Ob dies ein Ausweg ist? Im konkreten Fall vielleicht. Aber jedes Menschenleben ist zugleich einzigartig und repräsentativ – so auch die jeweilige Form der Einsamkeit. In den geschilderten Fällen ging es um einen Dichter im Werden; einen Gelehrten, der nach Anerkennung strebt; einen Geistlichen, der sich entschlossen hat, als Eremit Buße zu tun; und im Roman von Hesse um einen Musiker, der seinen Weg sucht. Sie alle, sollte man meinen, könnten noch am ehesten in der Lage sein, mit ihrer Situation fertig zu werden. Aber was ist mit den sozial Abgehängten, denen die materiellen und oft auch die intellektuellen Ressourcen für die Teilhabe am gesellschaftlichen Leben fehlen? Sie haben kaum Fürsprecher oder Anlaufstellen; sie leben meist anonym und man weiß wenig über sie. Das zu ändern – darum hat sich der leider viel zu früh gestorbene französische Soziologe Pierre Bourdieu bemüht.
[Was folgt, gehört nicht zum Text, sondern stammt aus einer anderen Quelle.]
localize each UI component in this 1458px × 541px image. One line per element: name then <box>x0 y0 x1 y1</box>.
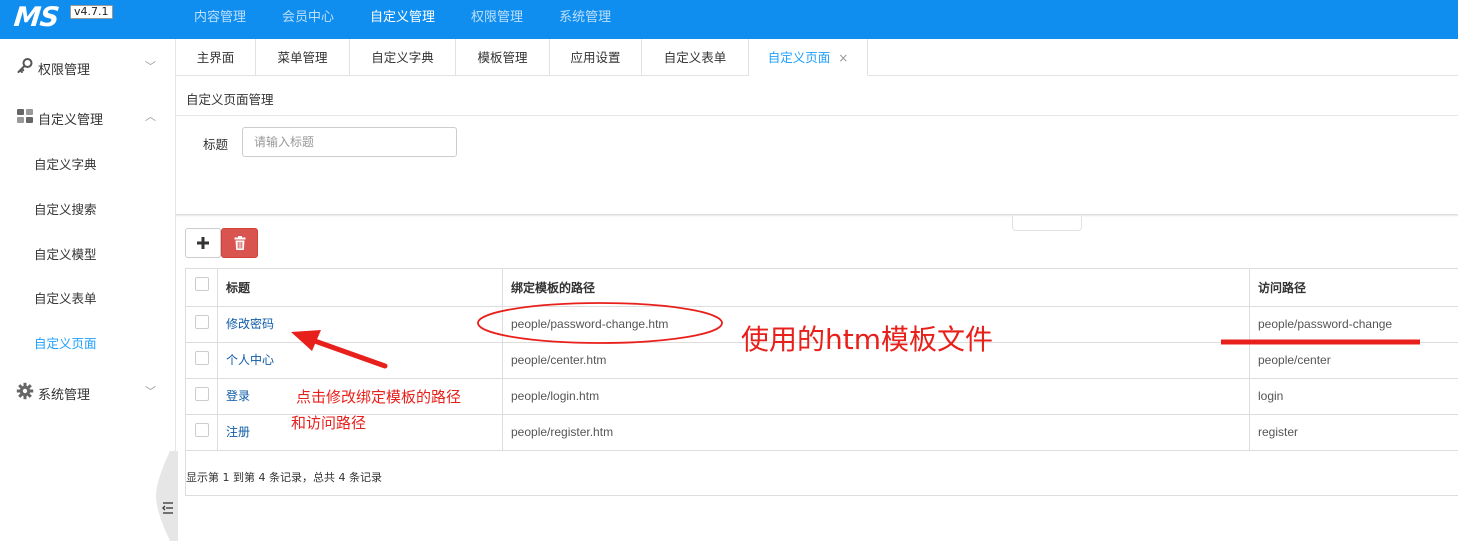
sidebar-collapse-handle[interactable] <box>156 451 178 541</box>
tab-home[interactable]: 主界面 <box>176 39 256 76</box>
annotation-note-line1: 点击修改绑定模板的路径 <box>296 388 462 406</box>
gear-icon <box>16 382 34 400</box>
column-header-access-path[interactable]: 访问路径 <box>1258 282 1306 294</box>
tab-custom-form[interactable]: 自定义表单 <box>642 39 749 76</box>
plus-icon <box>197 237 209 249</box>
sidebar-item-search[interactable]: 自定义搜索 <box>34 199 97 218</box>
row-checkbox[interactable] <box>195 351 209 365</box>
topnav-item-system[interactable]: 系统管理 <box>541 0 629 39</box>
search-title-label: 标题 <box>203 137 229 152</box>
top-navbar: MS v4.7.1 内容管理 会员中心 自定义管理 权限管理 系统管理 <box>0 0 1458 39</box>
logo-text: MS <box>12 2 61 33</box>
row-template-path: people/register.htm <box>511 425 614 439</box>
table-row: 注册 people/register.htm register <box>186 415 1458 451</box>
column-header-template-path[interactable]: 绑定模板的路径 <box>511 282 595 294</box>
pagination-info: 显示第 1 到第 4 条记录，总共 4 条记录 <box>186 471 382 484</box>
topnav-item-content[interactable]: 内容管理 <box>176 0 264 39</box>
sidebar-group-custom[interactable]: 自定义管理 ︿ <box>0 92 175 136</box>
annotation-note-line2: 和访问路径 <box>291 414 367 432</box>
sidebar-group-label: 权限管理 <box>38 63 91 78</box>
divider <box>176 115 1458 116</box>
search-panel-toggle[interactable] <box>1012 216 1082 231</box>
row-checkbox[interactable] <box>195 423 209 437</box>
sidebar-item-dictionary[interactable]: 自定义字典 <box>34 154 97 173</box>
tab-menu-management[interactable]: 菜单管理 <box>256 39 350 76</box>
row-title-link[interactable]: 登录 <box>226 390 250 402</box>
close-icon[interactable]: × <box>838 51 848 65</box>
tab-custom-dictionary[interactable]: 自定义字典 <box>350 39 456 76</box>
row-template-path: people/center.htm <box>511 353 607 367</box>
version-badge: v4.7.1 <box>70 5 113 19</box>
sidebar-item-page[interactable]: 自定义页面 <box>34 333 97 352</box>
row-checkbox[interactable] <box>195 315 209 329</box>
add-button[interactable] <box>185 228 221 258</box>
row-title-link[interactable]: 注册 <box>226 426 250 438</box>
sidebar-item-form[interactable]: 自定义表单 <box>34 288 97 307</box>
tab-label: 自定义页面 <box>767 50 831 65</box>
row-access-path: people/password-change <box>1258 317 1393 331</box>
delete-button[interactable] <box>221 228 258 258</box>
row-access-path: people/center <box>1258 353 1331 367</box>
sidebar-item-model[interactable]: 自定义模型 <box>34 244 97 263</box>
tab-app-settings[interactable]: 应用设置 <box>550 39 642 76</box>
sidebar: 权限管理 ﹀ 自定义管理 ︿ 自定义字典 自定义搜索 自定义模型 自定义表单 自… <box>0 39 178 541</box>
row-title-link[interactable]: 个人中心 <box>226 354 274 366</box>
sidebar-group-label: 自定义管理 <box>38 113 104 128</box>
chevron-up-icon: ︿ <box>145 110 156 123</box>
row-title-link[interactable]: 修改密码 <box>226 318 274 330</box>
row-template-path: people/login.htm <box>511 389 600 403</box>
sidebar-group-label: 系统管理 <box>38 388 91 403</box>
table-header: 标题 绑定模板的路径 访问路径 <box>186 269 1458 307</box>
grid-icon <box>17 109 33 123</box>
tab-custom-page[interactable]: 自定义页面 × <box>749 39 868 76</box>
column-header-title[interactable]: 标题 <box>226 282 250 294</box>
page-title: 自定义页面管理 <box>186 92 274 107</box>
topnav-item-permissions[interactable]: 权限管理 <box>453 0 541 39</box>
select-all-checkbox[interactable] <box>195 277 209 291</box>
top-nav-menu: 内容管理 会员中心 自定义管理 权限管理 系统管理 <box>176 0 629 39</box>
row-access-path: login <box>1258 389 1284 403</box>
sidebar-group-permissions[interactable]: 权限管理 ﹀ <box>0 42 175 86</box>
chevron-down-icon: ﹀ <box>145 385 156 398</box>
custom-page-table: 标题 绑定模板的路径 访问路径 修改密码 people/password-cha… <box>185 268 1458 496</box>
key-icon <box>17 58 33 73</box>
row-checkbox[interactable] <box>195 387 209 401</box>
page-tabs: 主界面 菜单管理 自定义字典 模板管理 应用设置 自定义表单 自定义页面 × <box>176 39 1458 76</box>
topnav-item-custom[interactable]: 自定义管理 <box>352 0 453 39</box>
search-panel-edge <box>176 214 1458 217</box>
sidebar-group-system[interactable]: 系统管理 ﹀ <box>0 367 175 411</box>
trash-icon <box>234 236 245 250</box>
chevron-down-icon: ﹀ <box>145 60 156 73</box>
row-access-path: register <box>1258 425 1299 439</box>
tab-template-management[interactable]: 模板管理 <box>456 39 550 76</box>
row-template-path: people/password-change.htm <box>511 317 669 331</box>
search-title-input[interactable] <box>242 127 457 157</box>
annotation-template-file: 使用的htm模板文件 <box>741 323 994 356</box>
topnav-item-members[interactable]: 会员中心 <box>264 0 352 39</box>
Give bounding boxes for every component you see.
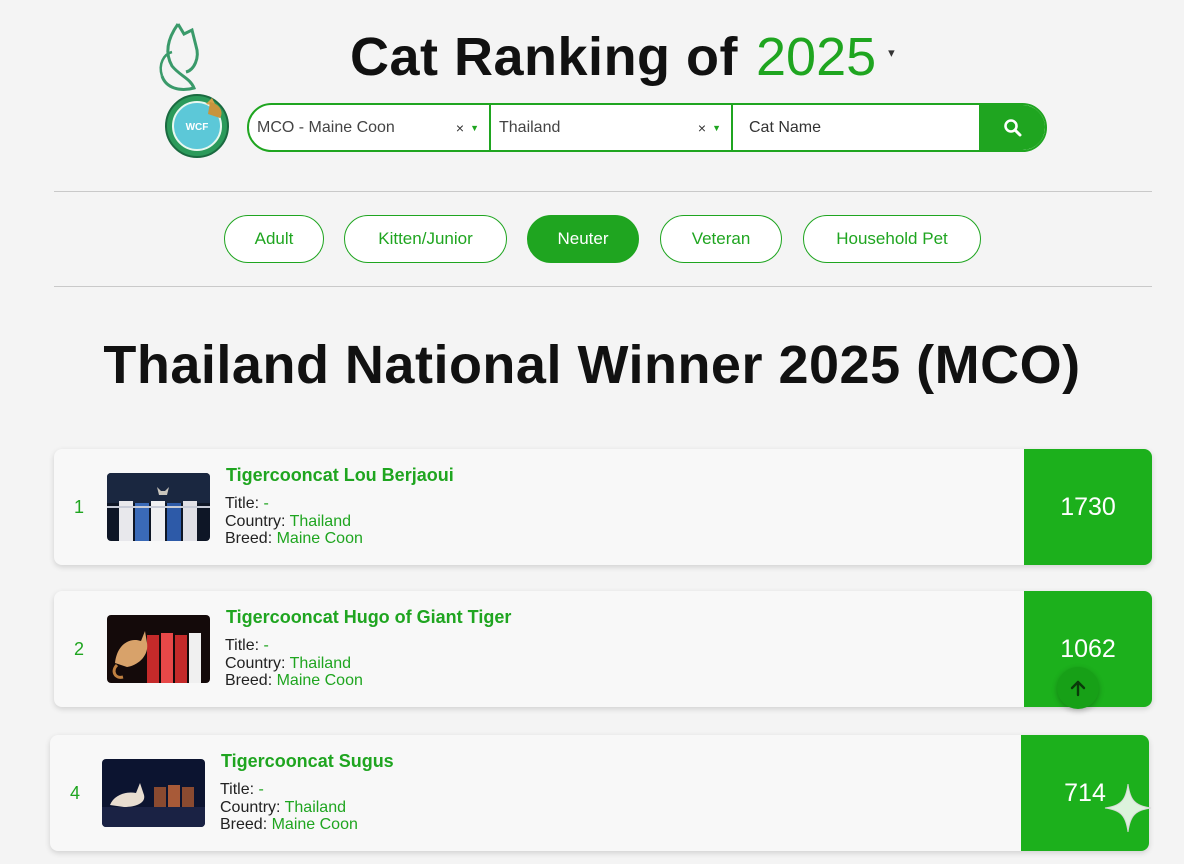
breed-select-value: MCO - Maine Coon [257, 118, 395, 136]
cat-name-link[interactable]: Tigercooncat Hugo of Giant Tiger [226, 607, 511, 628]
cat-name-link[interactable]: Tigercooncat Lou Berjaoui [226, 465, 454, 486]
rank-number: 1 [74, 496, 85, 517]
breed-value[interactable]: Maine Coon [272, 816, 358, 833]
ranking-card[interactable]: 1 Tigercooncat Lou Berjaoui Title: - Cou… [54, 449, 1152, 565]
tab-household-pet[interactable]: Household Pet [803, 215, 981, 263]
divider [54, 286, 1152, 287]
country-row: Country: Thailand [225, 513, 363, 531]
ranking-card[interactable]: 2 Tigercooncat Hugo of Giant Tiger Title… [54, 591, 1152, 707]
tab-adult[interactable]: Adult [224, 215, 324, 263]
clear-icon[interactable]: × [698, 120, 706, 136]
title-label: Title: [225, 637, 260, 654]
country-row: Country: Thailand [220, 799, 358, 817]
title-row: Title: - [225, 637, 363, 655]
country-value[interactable]: Thailand [290, 513, 351, 530]
page: WCF Cat Ranking of 2025 ▾ MCO - Maine Co… [0, 0, 1184, 864]
cat-name-input[interactable] [733, 105, 981, 150]
country-row: Country: Thailand [225, 655, 363, 673]
search-icon [1004, 118, 1022, 136]
country-value[interactable]: Thailand [290, 655, 351, 672]
tab-kitten-junior[interactable]: Kitten/Junior [344, 215, 507, 263]
breed-row: Breed: Maine Coon [225, 672, 363, 690]
page-title: Cat Ranking of [350, 27, 739, 87]
tab-veteran[interactable]: Veteran [660, 215, 782, 263]
rank-number: 4 [70, 782, 81, 803]
chevron-down-icon[interactable]: ▼ [470, 123, 479, 133]
year-selector[interactable]: 2025 [756, 26, 876, 88]
cat-info: Title: - Country: Thailand Breed: Maine … [225, 495, 363, 548]
search-button[interactable] [981, 105, 1045, 150]
ranking-card[interactable]: 4 Tigercooncat Sugus Title: - Country: T… [50, 735, 1149, 851]
tab-neuter[interactable]: Neuter [527, 215, 639, 263]
breed-value[interactable]: Maine Coon [277, 672, 363, 689]
chevron-down-icon[interactable]: ▼ [712, 123, 721, 133]
arrow-up-icon [1070, 680, 1086, 697]
title-row: Title: - [225, 495, 363, 513]
breed-label: Breed: [225, 530, 273, 547]
search-bar: MCO - Maine Coon × ▼ Thailand × ▼ [247, 103, 1047, 152]
title-label: Title: [225, 495, 260, 512]
score-badge: 1730 [1024, 449, 1152, 565]
breed-label: Breed: [225, 672, 273, 689]
cat-info: Title: - Country: Thailand Breed: Maine … [225, 637, 363, 690]
sparkle-icon [1104, 783, 1152, 833]
clear-icon[interactable]: × [456, 120, 464, 136]
cat-name-link[interactable]: Tigercooncat Sugus [221, 751, 394, 772]
country-label: Country: [225, 654, 286, 672]
country-label: Country: [220, 798, 281, 816]
country-label: Country: [225, 512, 286, 530]
back-to-top-button[interactable] [1057, 667, 1099, 709]
country-select-value: Thailand [499, 118, 561, 136]
breed-value[interactable]: Maine Coon [277, 530, 363, 547]
section-title: Thailand National Winner 2025 (MCO) [103, 335, 1081, 395]
title-value: - [263, 637, 269, 654]
cat-photo[interactable] [107, 473, 210, 541]
breed-row: Breed: Maine Coon [220, 816, 358, 834]
page-heading: Cat Ranking of 2025 ▾ [350, 26, 895, 88]
cat-photo[interactable] [107, 615, 210, 683]
title-row: Title: - [220, 781, 358, 799]
cat-info: Title: - Country: Thailand Breed: Maine … [220, 781, 358, 834]
breed-row: Breed: Maine Coon [225, 530, 363, 548]
title-value: - [258, 781, 264, 798]
breed-select[interactable]: MCO - Maine Coon × ▼ [249, 105, 491, 150]
country-select[interactable]: Thailand × ▼ [491, 105, 733, 150]
country-value[interactable]: Thailand [285, 799, 346, 816]
title-value: - [263, 495, 269, 512]
chevron-down-icon[interactable]: ▾ [888, 45, 895, 61]
cat-photo[interactable] [102, 759, 205, 827]
title-label: Title: [220, 781, 255, 798]
logo-cat-icon[interactable]: WCF [150, 18, 240, 160]
breed-label: Breed: [220, 816, 268, 833]
divider [54, 191, 1152, 192]
rank-number: 2 [74, 638, 85, 659]
svg-text:WCF: WCF [186, 122, 209, 133]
Gemeinsam mit einer Studiengruppe hat er eine Vielzahl von Einzelfällen dokumentiert, die zeigen, wie Menschen in Notlagen geraten, aus denen sie kaum je wieder hinausfinden. Unter dem Titel Das Elend der Welt. Zeugnisse und Diagnosen alltäglichen Leidens an der Gesellschaft erschien die umfangreiche Studie 1997. Da eine vergleichbare Arbeit meines Wissens hierzulande fehlt, soll an dieser Stelle auf die Arbeit Bourdieus und seiner Mitstreiter zumindest einmal hingewiesen werden.